Briefe an Freunde, Novosibirsk (Norbert Schott)

Das moderne Matriarchat

10. Juni 2011

Für Deutsche einfach ein undenkbares Bild: ein Mann kommt in eine gemischte Runde, gibt allen anwesenden Männern die Hand, nickt den Frauen aber nur zu. In Russland ganz normal, im Gegenteil, alles andere wäre unüblich. Gäbe er den Frauen die Hand, würde es wohl als Scherz aufgenommen. Ich kann mir darauf nur einen Reim machen - mit seinen groben Männerpranken fasst man eine fremde, zarte Frau einfach nicht an. 

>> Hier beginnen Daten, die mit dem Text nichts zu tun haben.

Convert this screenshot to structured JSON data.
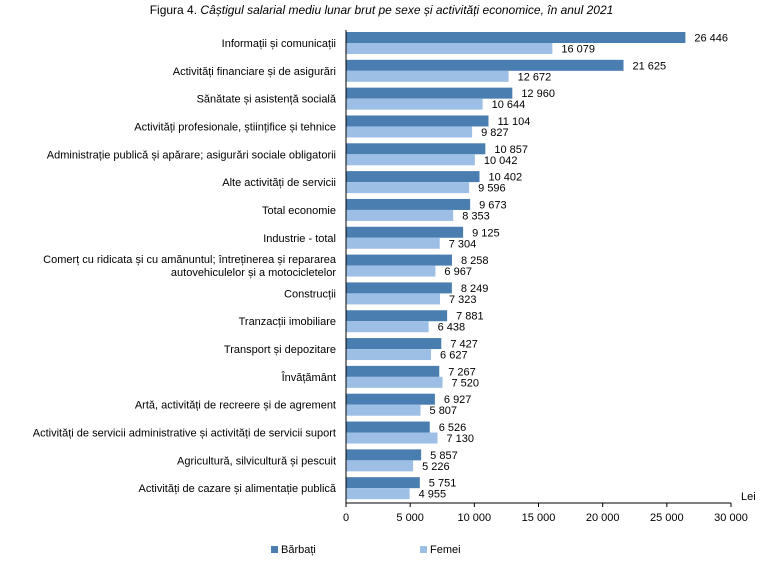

Es ist also eine Form der Verehrung - denn ansonsten sind die russischen Männer in Fragen der Etikette gut erzogen. Man gibt Frauen die Hand, wenn sie die letzte Stufe vom Bus auf die Straße überwinden müssen. Man trägt Ihr jegliche Tasche, die offensichtlich mehr als Kosmetik und Mobiltelefon enthält. Man hilft unbedingt in den Mantel. 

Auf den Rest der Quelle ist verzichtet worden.